GARUT, ( KF).- Wanita Pekerja Sex Komersial (PSK) di wilayah Kota Garut masih saja marak akhir-akhir ini. Yang ironisnya lagi, sejauh ini praktek Sex Komersial tersebut diduga kurang adanya pengawasan dari itansi terkait.

Longgarnya pengawasan tersebut menyebabkan beberapa jalan diwilayah pusat kota garut nampak terlihat marak akan PSK yang sengaja menanti lelaki hidung belang, untuk sekedar melampiaskan nafsu syahwatnya.

Kali ini Tim koran-fakta.com mencoba berbincang-bincang dengan salah seorang Wanita Pekerja Sek Komersial (PSK) yang biasa menanti lelaki hidung belang untuk sekedar melampiaskan hawa nafsunya.

Sebut saja Bunga (Bukan nama sebenarnya) wanita yang biasa mangkal di wilayah jalan Pramuka tepatnya di halaman kantor kejaksaan lama, mengaku sengaja bekerja sebagai PSK karena terhimpit ekonomi.

“Biasa A, peryogi artos atuh Matak kieu ge.” Ujar bunga dengan nada mesem.

Diakui bunga, tarip sekali kencan dengannya cukup bervariatif, bahkan tak jarang lelaki hidung belang yang sengaja membawanya seringkali kabur tanpa membayar.

” Nya Biasa paling 250 itu sudah dengan penginapan, tapi sering oge Aya nu ngajak biasa Ari tos pura-pura kaluar heula sakedap, diantos-antos eh kalah teu dongkap deui,” ucap bunga, Selasa(13/2) Malam.

Ditempat terpisah Agus, Warga kecamatan Garut kota, mengeluhkan masih banyaknya PSK dibeberapa jalan diwilayah kota Garut.

“ya jelas resahlah melihat hampir disetiap jalan diwilayah pusat kota masih maraknya para PSK yang menjajakan dirinya,” jelas Agus.

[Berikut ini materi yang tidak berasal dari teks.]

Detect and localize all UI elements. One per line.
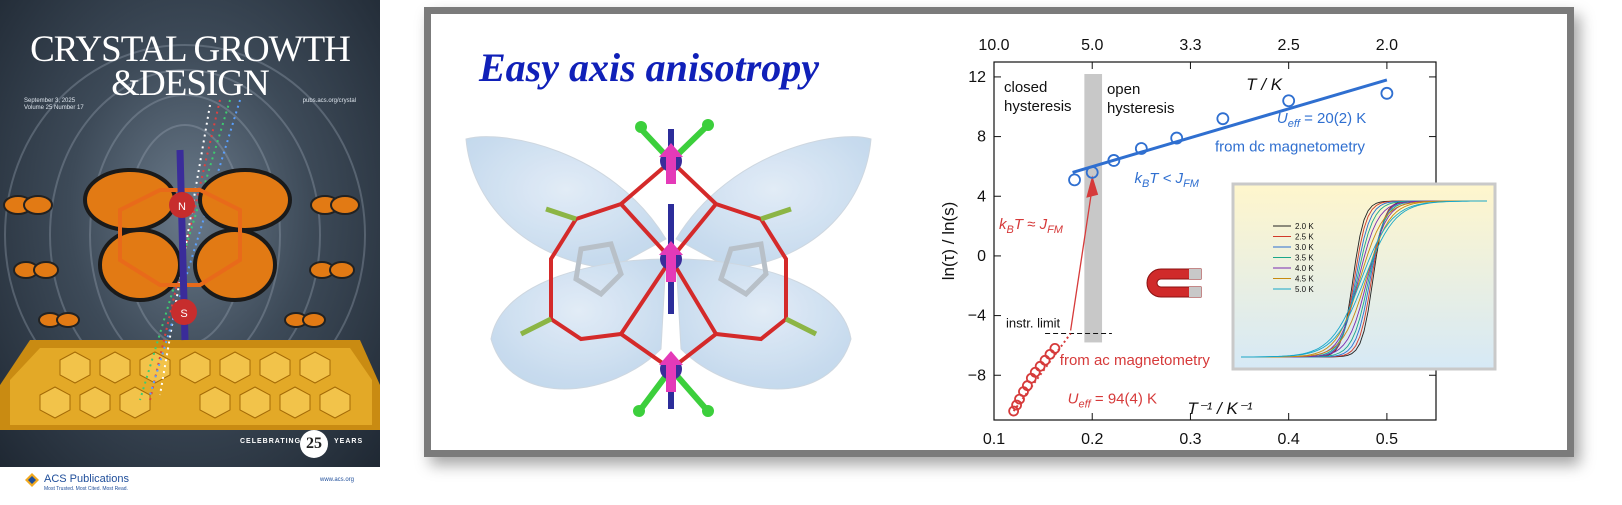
- dc-data-point: [1134, 142, 1148, 155]
- anniversary-badge: 25: [300, 430, 328, 458]
- publisher-url[interactable]: www.acs.org: [320, 477, 355, 483]
- ac-data-point: [1039, 354, 1051, 366]
- y-tick-label: −8: [968, 367, 986, 384]
- ac-fit-line: [1012, 332, 1072, 412]
- top-tick-label: 10.0: [978, 37, 1009, 54]
- top-tick-label: 5.0: [1081, 37, 1103, 54]
- label-closed-hysteresis: hysteresis: [1004, 98, 1072, 115]
- y-axis-label: ln(τ) / ln(s): [939, 202, 958, 281]
- cover-volume: Volume 25 Number 17: [24, 105, 84, 111]
- journal-cover[interactable]: N S CRYSTAL GROWTH &DESIGN September 3, …: [0, 0, 380, 467]
- dc-data-point: [1107, 154, 1121, 167]
- crossover-arrow: [1069, 187, 1093, 331]
- crossover-arrowhead: [1086, 175, 1099, 198]
- label-from-dc: from dc magnetometry: [1215, 139, 1366, 156]
- y-tick-label: 4: [977, 188, 986, 205]
- hysteresis-inset: [1231, 182, 1497, 371]
- label-kbt-lt-jfm: kBT < JFM: [1134, 170, 1199, 190]
- label-instr-limit: instr. limit: [1006, 315, 1061, 330]
- magnet-icon: [1146, 268, 1202, 298]
- cover-artwork: N S: [0, 44, 380, 430]
- label-open-hysteresis: hysteresis: [1107, 100, 1175, 117]
- inset-legend-label: 2.5 K: [1295, 233, 1314, 242]
- top-axis-label: T / K: [1246, 75, 1283, 94]
- butterfly-wings-icon: [465, 136, 872, 390]
- x-tick-label: 0.2: [1081, 431, 1103, 448]
- x-axis-label: T⁻¹ / K⁻¹: [1187, 399, 1253, 418]
- inset-legend-label: 4.5 K: [1295, 275, 1314, 284]
- toc-headline: Easy axis anisotropy: [479, 45, 820, 90]
- publisher-tagline: Most Trusted. Most Cited. Most Read.: [44, 486, 128, 492]
- acs-logo-icon: [25, 473, 39, 487]
- ac-data-point: [1044, 348, 1056, 360]
- inset-legend-label: 3.5 K: [1295, 254, 1314, 263]
- dc-data-point: [1216, 112, 1230, 126]
- hysteresis-boundary-band: [1084, 74, 1103, 343]
- label-closed: closed: [1004, 79, 1047, 96]
- ac-data-point: [1049, 342, 1061, 354]
- cover-date: September 3, 2025: [24, 98, 76, 104]
- label-ueff-ac: Ueff = 94(4) K: [1068, 391, 1157, 411]
- label-open: open: [1107, 81, 1140, 98]
- x-tick-label: 0.4: [1278, 431, 1300, 448]
- dc-fit-line: [1072, 78, 1388, 174]
- dc-data-point: [1380, 86, 1394, 100]
- publisher-name[interactable]: ACS Publications: [44, 473, 129, 485]
- y-tick-label: −4: [968, 308, 986, 325]
- inset-legend-label: 2.0 K: [1295, 222, 1314, 231]
- label-kbt-eq-jfm: kBT ≈ JFM: [999, 216, 1064, 236]
- top-tick-label: 2.0: [1376, 37, 1398, 54]
- dc-data-point: [1170, 131, 1184, 145]
- atom-label-s: S: [180, 308, 187, 320]
- cover-title-line2: &DESIGN: [111, 63, 269, 104]
- y-tick-label: 0: [977, 248, 986, 265]
- inset-legend-label: 5.0 K: [1295, 285, 1314, 294]
- dc-data-point: [1068, 173, 1081, 187]
- toc-graphic-frame: Easy axis anisotropy: [424, 7, 1574, 457]
- x-tick-label: 0.1: [983, 431, 1005, 448]
- dc-data-point: [1282, 94, 1296, 108]
- monarch-butterfly-icon: [83, 168, 292, 302]
- atom-label-n: N: [178, 201, 186, 213]
- x-tick-label: 0.5: [1376, 431, 1398, 448]
- spin-arrow-icon: [659, 143, 683, 392]
- label-from-ac: from ac magnetometry: [1060, 352, 1211, 369]
- ac-data-point: [1008, 405, 1020, 417]
- ac-data-point: [1011, 399, 1022, 411]
- cover-url: pubs.acs.org/crystal: [302, 98, 356, 104]
- cover-title-line1: CRYSTAL GROWTH: [30, 29, 351, 70]
- relaxation-chart: 0.1 0.2 0.3 0.4 0.5 10.0 5.0 3.3 2.5 2.0 12 8 4 0 −4 −8…: [939, 37, 1497, 448]
- y-tick-label: 12: [968, 69, 986, 86]
- dc-data-point: [1085, 165, 1099, 179]
- ac-data-point: [1034, 360, 1046, 372]
- top-tick-label: 2.5: [1278, 37, 1300, 54]
- top-tick-label: 3.3: [1179, 37, 1201, 54]
- label-ueff-dc: Ueff = 20(2) K: [1277, 110, 1366, 130]
- cover-years: YEARS: [334, 438, 364, 445]
- hysteresis-curve: [1240, 200, 1488, 358]
- inset-legend-label: 4.0 K: [1295, 264, 1314, 273]
- x-tick-label: 0.3: [1179, 431, 1201, 448]
- cover-celebrating: CELEBRATING: [240, 438, 302, 445]
- butterfly-molecule-illustration: [465, 119, 872, 417]
- inset-legend-label: 3.0 K: [1295, 243, 1314, 252]
- y-tick-label: 8: [977, 129, 986, 146]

Lanjut Agus, padahal petugas Satpol PP baik kecamatan atau kabupaten selalu gencar menggelar razia atau patroli. Namun tetap saja tidak ada epek.

“Padahal razia rutin atau patroli setiap Minggu ada, tapi tetap mereka seakan tidak pernah jera” ujar Agus sambil geleng-geleng kepala.